Re-teaming with longtime directorial collaborator Hannah Lux Davis (who also brought us the scandalous for its cultural appropriativeness “7 Rings“), Ariana Grande continues to go down the path of *NSYNC territory from a sonic, lyrical and generally heteronormative standpoint with her new single. Which is somewhat distichous coming from someone who recently touted, “I like women and men” (though that’s more than Lance Bass ever bothered to do). For we have yet to see much in the way of Grande parading that liking of women (who don’t look like her) into anything as overtly sexual as her displays toward one-half of Social House in the video for “boyfriend,” another free-standing single unattached to any album (in the spirit of the tradition of how music is released now).
That Grande has not only, of late, sampled a song (for the purposes of creating “break up with your girlfriend, i’m bored”) from and performed onstage with *NSYNC (minus that diva Justin Timberlake, clearly) seems all too telling of the contents of “boyfriend.” The “knockoff of the Backstreet Boys” is undoubtedly a longtime inspiration that has overtly colored her continued “R&B as rendered by white person” stylings. A category of which is nothing without its fair share of yearning, burning and repressed desire until it finally all reaches a crescendo and the two heteros in question end up, as Shaggy once phrased it, “bangin’ on the bathroom floor” (which is literally what happens by the end of “boyfriend”).
Striking that “Lucille Ball” (meets an uncomfortable Taylor Swift display in the “Delicate” video) balance between sexy and “zany,” Grande and the “platonic” object of her affection, “played by” Social House’s Mikey Foster, alternate between having murderous daydreams about taking whoever is chatting with their respective non-boyfriend/girlfriend out. At times, for Ari, that means, in the spirit of Swift’s “The Archer” pointing her bow and arrow and letting it rip, at others, for Mikey, it means ripping another man’s heart out. And, speaking of hearts, Grande continues to pay 90s homage not only to *NSYNC but also the “machine gun jubblies” of Vanessa Kensington (Elizabeth Hurley) at the beginning of 1999’s Austin Powers: The Spy Who Shagged Me as she shoots neon hearts out of her tits–one of the few things met with approval by Mikey in their fantasy game of cat and mouse.
As the millennial spokesperson when Lana Del Rey is not (Billie Eilish then getting in line as the only offering for Gen Z), Grande addresses the often vexing (when it’s not sexually arousing) phenomenon of people being so terrified to classify anything lest it actually be “locked down”–because heaven forbid a millennial should experience anything resembling a sense of permanence–least of all in romance. And though Grande frankly declares, “I’m a motherfucking trainwreck” it doesn’t mean she wants to have to hide that in order to be pursued or semi-loved by someone. Adding, “I don’t wanna be too much/But I don’t wanna miss your touch,” Grande speaks to the common fear in most of her generation that being or revealing “too much” inevitably results in the now all too common practice of ghosting. Because why deal with damaged goods that actually talks about it when you could potentially find damaged goods that doesn’t (and then still leave them anyway?). As Grande remarked of the song, “People want to feel love but don’t want to define their relationship & have trouble fully committing or trusting or allowing themselves to fully love someone. Even though they want to.”
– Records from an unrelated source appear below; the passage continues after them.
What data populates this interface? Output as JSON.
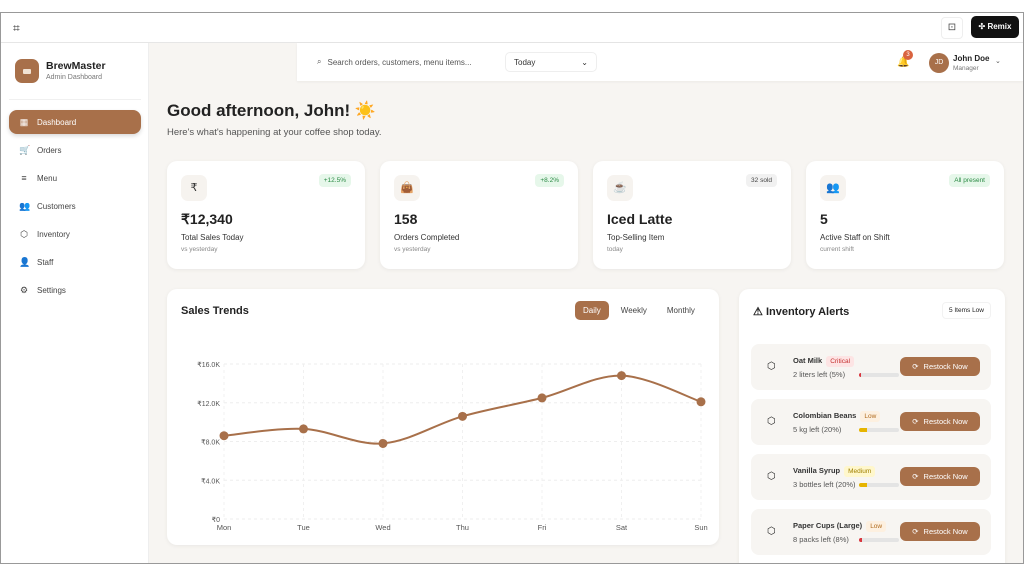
{
  "topbar": {
    "remix_label": "Remix",
    "app_icon": "figma-icon",
    "feedback_icon": "comment-icon"
  },
  "sidebar": {
    "brand": "BrewMaster",
    "subtitle": "Admin Dashboard",
    "items": [
      {
        "label": "Dashboard",
        "icon": "grid-icon",
        "glyph": "▦",
        "active": true
      },
      {
        "label": "Orders",
        "icon": "cart-icon",
        "glyph": "🛒"
      },
      {
        "label": "Menu",
        "icon": "menu-icon",
        "glyph": "≡"
      },
      {
        "label": "Customers",
        "icon": "users-icon",
        "glyph": "👥"
      },
      {
        "label": "Inventory",
        "icon": "box-icon",
        "glyph": "⬡"
      },
      {
        "label": "Staff",
        "icon": "user-check-icon",
        "glyph": "👤"
      },
      {
        "label": "Settings",
        "icon": "gear-icon",
        "glyph": "⚙"
      }
    ]
  },
  "header": {
    "search_placeholder": "Search orders, customers, menu items...",
    "date_filter": "Today",
    "notifications": "3",
    "user": {
      "initials": "JD",
      "name": "John Doe",
      "role": "Manager"
    }
  },
  "greeting": {
    "title": "Good afternoon, John! ☀️",
    "subtitle": "Here's what's happening at your coffee shop today."
  },
  "stats": [
    {
      "icon": "rupee-icon",
      "glyph": "₹",
      "badge": "+12.5%",
      "badge_style": "green",
      "value": "₹12,340",
      "label": "Total Sales Today",
      "sub": "vs yesterday"
    },
    {
      "icon": "shopping-bag-icon",
      "glyph": "👜",
      "badge": "+8.2%",
      "badge_style": "green",
      "value": "158",
      "label": "Orders Completed",
      "sub": "vs yesterday"
    },
    {
      "icon": "coffee-icon",
      "glyph": "☕",
      "badge": "32 sold",
      "badge_style": "gray",
      "value": "Iced Latte",
      "label": "Top-Selling Item",
      "sub": "today"
    },
    {
      "icon": "users-icon",
      "glyph": "👥",
      "badge": "All present",
      "badge_style": "green",
      "value": "5",
      "label": "Active Staff on Shift",
      "sub": "current shift"
    }
  ],
  "sales": {
    "title": "Sales Trends",
    "tabs": [
      "Daily",
      "Weekly",
      "Monthly"
    ],
    "active_tab": "Daily"
  },
  "chart_data": {
    "type": "line",
    "title": "Sales Trends",
    "categories": [
      "Mon",
      "Tue",
      "Wed",
      "Thu",
      "Fri",
      "Sat",
      "Sun"
    ],
    "values": [
      8600,
      9300,
      7800,
      10600,
      12500,
      14800,
      12100
    ],
    "yticks": [
      "₹0",
      "₹4.0K",
      "₹8.0K",
      "₹12.0K",
      "₹16.0K"
    ],
    "ylim": [
      0,
      16000
    ],
    "grid": true,
    "color": "#a8704a"
  },
  "inventory": {
    "title": "Inventory Alerts",
    "badge": "5 Items Low",
    "button_label": "Restock Now",
    "items": [
      {
        "name": "Oat Milk",
        "level": "Critical",
        "style": "crit",
        "qty": "2 liters left (5%)",
        "pct": 5,
        "color": "#d9363e"
      },
      {
        "name": "Colombian Beans",
        "level": "Low",
        "style": "low",
        "qty": "5 kg left (20%)",
        "pct": 20,
        "color": "#e6b400"
      },
      {
        "name": "Vanilla Syrup",
        "level": "Medium",
        "style": "med",
        "qty": "3 bottles left (20%)",
        "pct": 20,
        "color": "#e6b400"
      },
      {
        "name": "Paper Cups (Large)",
        "level": "Low",
        "style": "low",
        "qty": "8 packs left (8%)",
        "pct": 8,
        "color": "#d9363e"
      }
    ]
  }
}
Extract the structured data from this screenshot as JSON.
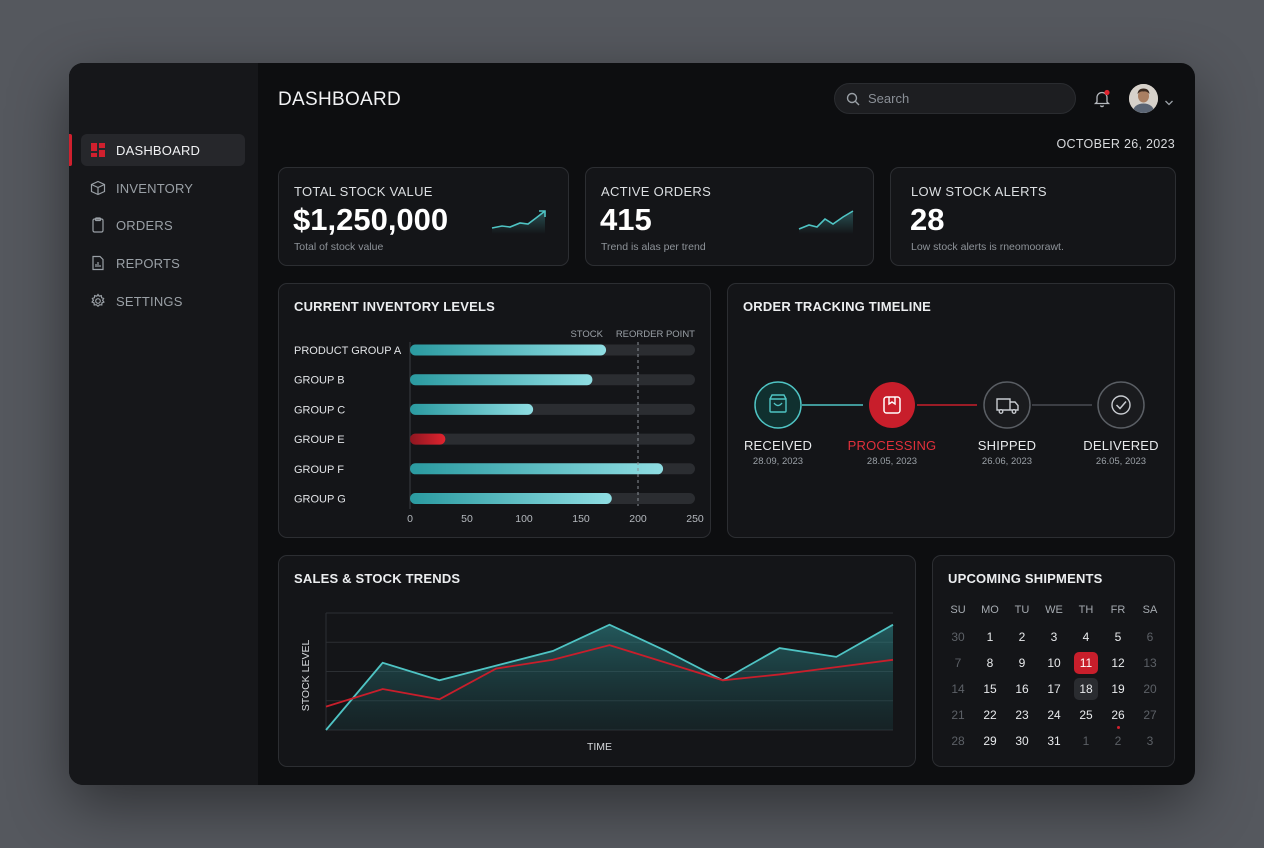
{
  "sidebar": {
    "items": [
      {
        "label": "DASHBOARD",
        "icon": "dashboard-icon",
        "active": true
      },
      {
        "label": "INVENTORY",
        "icon": "box-icon",
        "active": false
      },
      {
        "label": "ORDERS",
        "icon": "clipboard-icon",
        "active": false
      },
      {
        "label": "REPORTS",
        "icon": "report-icon",
        "active": false
      },
      {
        "label": "SETTINGS",
        "icon": "gear-icon",
        "active": false
      }
    ]
  },
  "header": {
    "title": "DASHBOARD",
    "search_placeholder": "Search",
    "date": "OCTOBER 26, 2023"
  },
  "stats": [
    {
      "label": "TOTAL STOCK VALUE",
      "value": "$1,250,000",
      "sub": "Total of stock value"
    },
    {
      "label": "ACTIVE ORDERS",
      "value": "415",
      "sub": "Trend is alas per trend"
    },
    {
      "label": "LOW STOCK ALERTS",
      "value": "28",
      "sub": "Low stock alerts is rneomoorawt."
    }
  ],
  "inventory": {
    "title": "CURRENT INVENTORY LEVELS",
    "legend_stock": "STOCK",
    "legend_reorder": "REORDER POINT"
  },
  "timeline": {
    "title": "ORDER TRACKING TIMELINE",
    "steps": [
      {
        "label": "RECEIVED",
        "date": "28.09, 2023",
        "state": "done"
      },
      {
        "label": "PROCESSING",
        "date": "28.05, 2023",
        "state": "current"
      },
      {
        "label": "SHIPPED",
        "date": "26.06, 2023",
        "state": "pending"
      },
      {
        "label": "DELIVERED",
        "date": "26.05, 2023",
        "state": "pending"
      }
    ]
  },
  "trends": {
    "title": "SALES & STOCK TRENDS"
  },
  "calendar": {
    "title": "UPCOMING SHIPMENTS",
    "weekdays": [
      "SU",
      "MO",
      "TU",
      "WE",
      "TH",
      "FR",
      "SA"
    ],
    "weeks": [
      [
        "30",
        "1",
        "2",
        "3",
        "4",
        "5",
        "6"
      ],
      [
        "7",
        "8",
        "9",
        "10",
        "11",
        "12",
        "13"
      ],
      [
        "14",
        "15",
        "16",
        "17",
        "18",
        "19",
        "20"
      ],
      [
        "21",
        "22",
        "23",
        "24",
        "25",
        "26",
        "27"
      ],
      [
        "28",
        "29",
        "30",
        "31",
        "1",
        "2",
        "3"
      ]
    ],
    "today": "11",
    "highlighted": "18",
    "event_day": "26"
  },
  "colors": {
    "accent_red": "#c81e2b",
    "accent_teal": "#4fc4c4",
    "background": "#0d0e10"
  },
  "chart_data": [
    {
      "type": "bar",
      "orientation": "horizontal",
      "title": "CURRENT INVENTORY LEVELS",
      "categories": [
        "PRODUCT GROUP A",
        "GROUP B",
        "GROUP C",
        "GROUP E",
        "GROUP F",
        "GROUP G"
      ],
      "values": [
        172,
        160,
        108,
        31,
        222,
        177
      ],
      "status": [
        "ok",
        "ok",
        "ok",
        "low",
        "ok",
        "ok"
      ],
      "reorder_point": 200,
      "xlim": [
        0,
        250
      ],
      "xticks": [
        0,
        50,
        100,
        150,
        200,
        250
      ],
      "legend": [
        "STOCK",
        "REORDER POINT"
      ]
    },
    {
      "type": "area",
      "title": "SALES & STOCK TRENDS",
      "xlabel": "TIME",
      "ylabel": "STOCK LEVEL",
      "ylim": [
        0,
        4
      ],
      "grid": true,
      "x": [
        0,
        1,
        2,
        3,
        4,
        5,
        6,
        7,
        8,
        9,
        10
      ],
      "series": [
        {
          "color": "#4fc4c4",
          "fill": true,
          "values": [
            0,
            2.3,
            1.7,
            2.2,
            2.7,
            3.6,
            2.7,
            1.7,
            2.8,
            2.5,
            3.6
          ]
        },
        {
          "color": "#c81e2b",
          "fill": false,
          "values": [
            0.8,
            1.4,
            1.05,
            2.1,
            2.4,
            2.9,
            2.3,
            1.7,
            1.9,
            2.15,
            2.4
          ]
        }
      ]
    }
  ]
}
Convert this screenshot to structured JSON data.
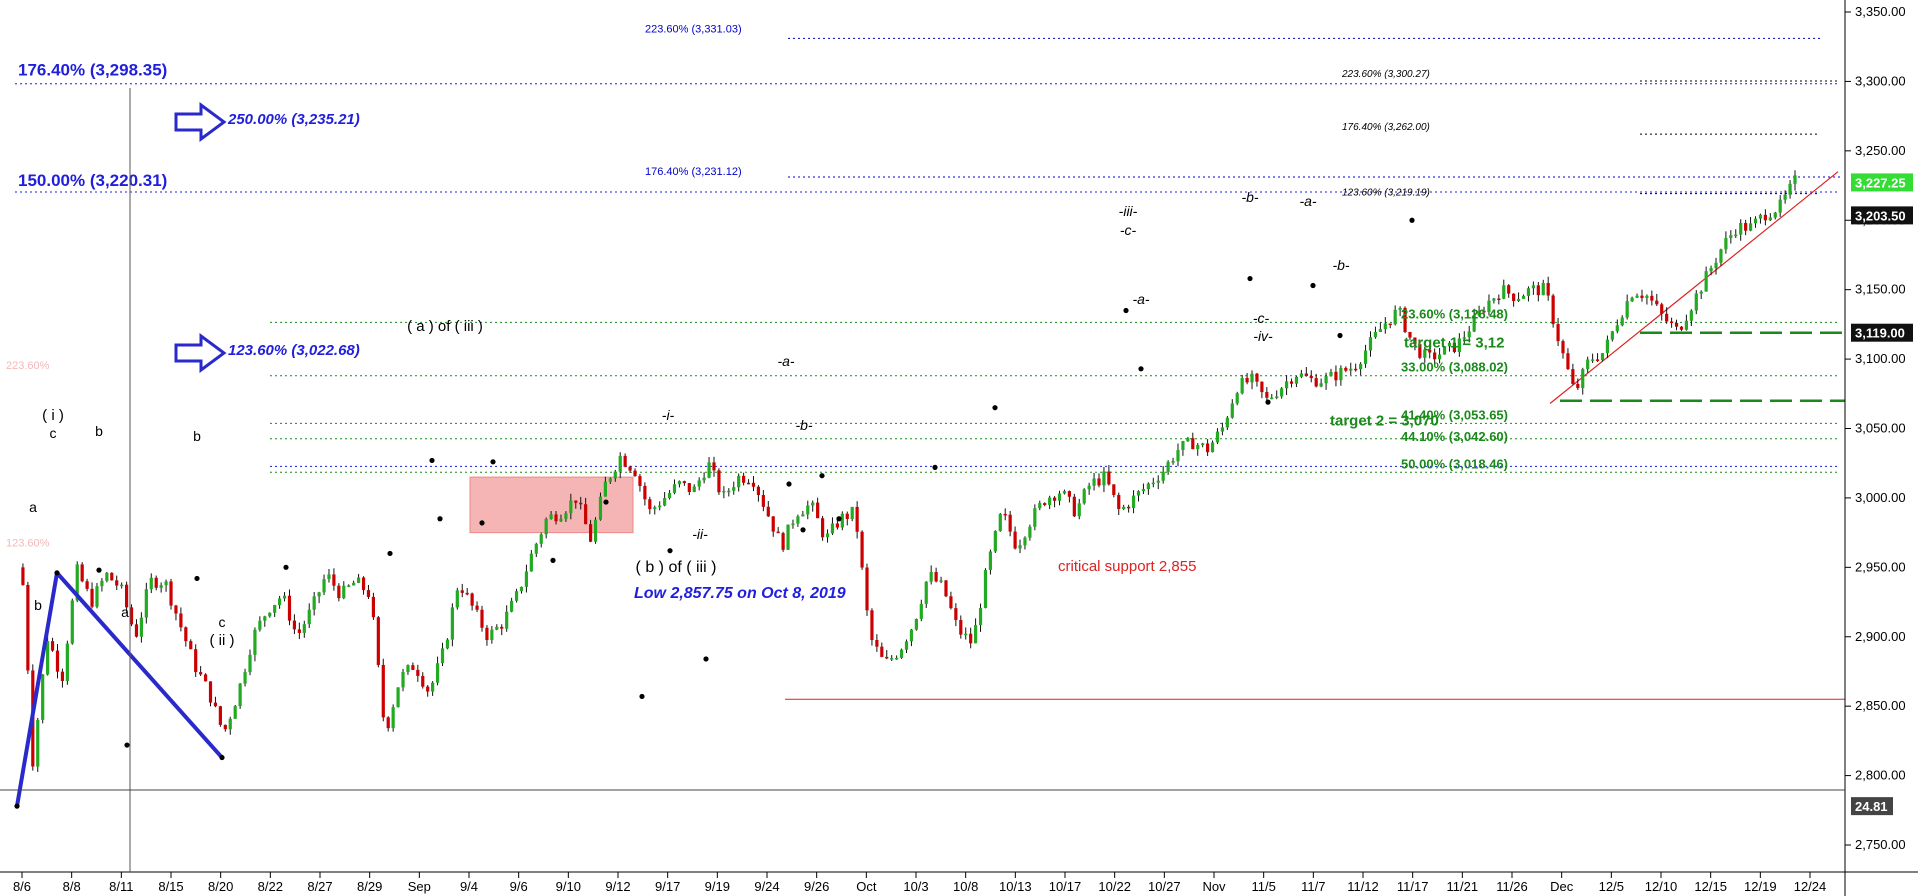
{
  "chart_data": {
    "type": "candlestick",
    "ylim": [
      2710,
      3360
    ],
    "y_ticks": [
      2750,
      2800,
      2850,
      2900,
      2950,
      3000,
      3050,
      3100,
      3150,
      3200,
      3250,
      3300,
      3350
    ],
    "y_tick_labels": [
      "2,750.00",
      "2,800.00",
      "2,850.00",
      "2,900.00",
      "2,950.00",
      "3,000.00",
      "3,050.00",
      "3,100.00",
      "3,150.00",
      "3,200.00",
      "3,250.00",
      "3,300.00",
      "3,350.00"
    ],
    "x_ticks": [
      "8/6",
      "8/8",
      "8/11",
      "8/15",
      "8/20",
      "8/22",
      "8/27",
      "8/29",
      "Sep",
      "9/4",
      "9/6",
      "9/10",
      "9/12",
      "9/17",
      "9/19",
      "9/24",
      "9/26",
      "Oct",
      "10/3",
      "10/8",
      "10/13",
      "10/17",
      "10/22",
      "10/27",
      "Nov",
      "11/5",
      "11/7",
      "11/12",
      "11/17",
      "11/21",
      "11/26",
      "Dec",
      "12/5",
      "12/10",
      "12/15",
      "12/19",
      "12/24"
    ],
    "price_path": [
      [
        0,
        2950
      ],
      [
        0.4,
        2935
      ],
      [
        1,
        2810
      ],
      [
        2,
        2900
      ],
      [
        3,
        2870
      ],
      [
        4,
        2948
      ],
      [
        5,
        2925
      ],
      [
        6,
        2945
      ],
      [
        7,
        2935
      ],
      [
        8,
        2900
      ],
      [
        9,
        2940
      ],
      [
        10,
        2940
      ],
      [
        11,
        2910
      ],
      [
        12,
        2880
      ],
      [
        13,
        2860
      ],
      [
        14,
        2830
      ],
      [
        15,
        2860
      ],
      [
        16,
        2900
      ],
      [
        17,
        2920
      ],
      [
        18,
        2930
      ],
      [
        19,
        2900
      ],
      [
        20,
        2920
      ],
      [
        21,
        2945
      ],
      [
        22,
        2930
      ],
      [
        23,
        2940
      ],
      [
        24,
        2930
      ],
      [
        25,
        2830
      ],
      [
        26,
        2870
      ],
      [
        27,
        2880
      ],
      [
        28,
        2860
      ],
      [
        29,
        2890
      ],
      [
        30,
        2940
      ],
      [
        31,
        2920
      ],
      [
        32,
        2900
      ],
      [
        33,
        2910
      ],
      [
        34,
        2930
      ],
      [
        35,
        2960
      ],
      [
        36,
        2985
      ],
      [
        37,
        2990
      ],
      [
        38,
        3000
      ],
      [
        39,
        2970
      ],
      [
        40,
        3010
      ],
      [
        41,
        3030
      ],
      [
        42,
        3020
      ],
      [
        43,
        2990
      ],
      [
        44,
        3000
      ],
      [
        45,
        3010
      ],
      [
        46,
        3005
      ],
      [
        47,
        3025
      ],
      [
        48,
        3000
      ],
      [
        49,
        3015
      ],
      [
        50,
        3015
      ],
      [
        51,
        2990
      ],
      [
        52,
        2965
      ],
      [
        53,
        2990
      ],
      [
        54,
        2995
      ],
      [
        55,
        2970
      ],
      [
        56,
        2985
      ],
      [
        57,
        2990
      ],
      [
        58,
        2900
      ],
      [
        59,
        2880
      ],
      [
        60,
        2890
      ],
      [
        61,
        2910
      ],
      [
        62,
        2945
      ],
      [
        63,
        2935
      ],
      [
        64,
        2905
      ],
      [
        65,
        2895
      ],
      [
        66,
        2950
      ],
      [
        67,
        2990
      ],
      [
        68,
        2965
      ],
      [
        69,
        2985
      ],
      [
        70,
        3000
      ],
      [
        71,
        3005
      ],
      [
        72,
        2990
      ],
      [
        73,
        3010
      ],
      [
        74,
        3015
      ],
      [
        75,
        2990
      ],
      [
        76,
        3000
      ],
      [
        77,
        3010
      ],
      [
        78,
        3020
      ],
      [
        79,
        3035
      ],
      [
        80,
        3040
      ],
      [
        81,
        3035
      ],
      [
        82,
        3050
      ],
      [
        83,
        3080
      ],
      [
        84,
        3085
      ],
      [
        85,
        3070
      ],
      [
        86,
        3080
      ],
      [
        87,
        3090
      ],
      [
        88,
        3085
      ],
      [
        89,
        3085
      ],
      [
        90,
        3090
      ],
      [
        91,
        3095
      ],
      [
        92,
        3110
      ],
      [
        93,
        3125
      ],
      [
        94,
        3135
      ],
      [
        95,
        3110
      ],
      [
        96,
        3100
      ],
      [
        97,
        3105
      ],
      [
        98,
        3110
      ],
      [
        99,
        3125
      ],
      [
        100,
        3140
      ],
      [
        101,
        3150
      ],
      [
        102,
        3145
      ],
      [
        103,
        3150
      ],
      [
        104,
        3150
      ],
      [
        105,
        3110
      ],
      [
        106,
        3075
      ],
      [
        107,
        3100
      ],
      [
        108,
        3105
      ],
      [
        109,
        3130
      ],
      [
        110,
        3150
      ],
      [
        111,
        3145
      ],
      [
        112,
        3130
      ],
      [
        113,
        3120
      ],
      [
        114,
        3140
      ],
      [
        115,
        3160
      ],
      [
        116,
        3180
      ],
      [
        117,
        3195
      ],
      [
        118,
        3195
      ],
      [
        119,
        3205
      ],
      [
        120,
        3210
      ],
      [
        121,
        3228
      ]
    ],
    "last_price": "3,227.25",
    "price_labels": [
      "3,227.25",
      "3,203.50",
      "3,119.00",
      "24.81"
    ],
    "fib_levels": [
      {
        "label": "223.60% (3,331.03)",
        "value": 3331.03,
        "color": "#0000cc"
      },
      {
        "label": "176.40% (3,298.35)",
        "value": 3298.35,
        "color": "#1f1fdd"
      },
      {
        "label": "223.60% (3,300.27)",
        "value": 3300.27,
        "color": "#000000"
      },
      {
        "label": "176.40% (3,262.00)",
        "value": 3262.0,
        "color": "#000000"
      },
      {
        "label": "250.00% (3,235.21)",
        "value": 3235.21,
        "color": "#1f1fdd"
      },
      {
        "label": "176.40% (3,231.12)",
        "value": 3231.12,
        "color": "#0000cc"
      },
      {
        "label": "150.00% (3,220.31)",
        "value": 3220.31,
        "color": "#1f1fdd"
      },
      {
        "label": "123.60% (3,219.19)",
        "value": 3219.19,
        "color": "#000000"
      },
      {
        "label": "23.60% (3,126.48)",
        "value": 3126.48,
        "color": "#1a8a1a"
      },
      {
        "label": "33.00% (3,088.02)",
        "value": 3088.02,
        "color": "#1a8a1a"
      },
      {
        "label": "41.40% (3,053.65)",
        "value": 3053.65,
        "color": "#1a8a1a"
      },
      {
        "label": "44.10% (3,042.60)",
        "value": 3042.6,
        "color": "#1a8a1a"
      },
      {
        "label": "50.00% (3,018.46)",
        "value": 3018.46,
        "color": "#1a8a1a"
      },
      {
        "label": "123.60% (3,022.68)",
        "value": 3022.68,
        "color": "#1f1fdd"
      }
    ],
    "targets": [
      {
        "label": "target 1 = 3,12",
        "value": 3119
      },
      {
        "label": "target 2 = 3,070",
        "value": 3070
      }
    ],
    "support": {
      "label": "critical support 2,855",
      "value": 2855
    },
    "low_note": "Low 2,857.75 on Oct 8, 2019",
    "faded_labels": [
      "223.60%",
      "123.60%"
    ],
    "wave_labels": [
      "( i )",
      "c",
      "a",
      "b",
      "a",
      "b",
      "c",
      "( ii )",
      "b",
      "( a ) of ( iii )",
      "( b ) of ( iii )",
      "-i-",
      "-ii-",
      "-a-",
      "-b-",
      "-iii-",
      "-c-",
      "-a-",
      "-b-",
      "-c-",
      "-iv-",
      "-a-",
      "-b-"
    ]
  },
  "colors": {
    "up": "#22aa22",
    "down": "#cc0000",
    "wick": "#111111",
    "blue": "#1f1fdd",
    "green": "#1a8a1a",
    "red": "#dd2222",
    "box": "#f5a8a8"
  }
}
Because to admit to having emotions is far too much of a risk in an era that is so obviously just the transitional period into the cyborg takeover. At the same time, a girl can’t help but get off just a little on withholding (a theme also present on the seventh track from thank u, next, “make up”), hence the lyric, “I can’t have what I want, but neither can you.”
With the *NSYNC vibes holding strong throughout, the track most closely resembled from the band is the foil title of “Girlfriend,” on which the quintet demands, “‘Cause if you were my girlfriend/I’d be your shining star/The one to show you where you are/Girl you should be my girlfriend.” But she ain’t. Just like Ari, who declares, “You ain’t my boyfriend.” Even if she might secretly want you to be. Because the necessity of secrecy in matters of “the crush” remain within us all long after adolescence.
What’s more, for someone who wrote an opus called “thank u, next,” a defiant anthem about moving on as quickly as possible when someone isn’t right for you/you’ve “learned enough” from them, the motif of “boyfriend” feels like a decided departure, one that urges us all to cut the shit and acknowledge our feelings. The world could be ending in 2050, after all.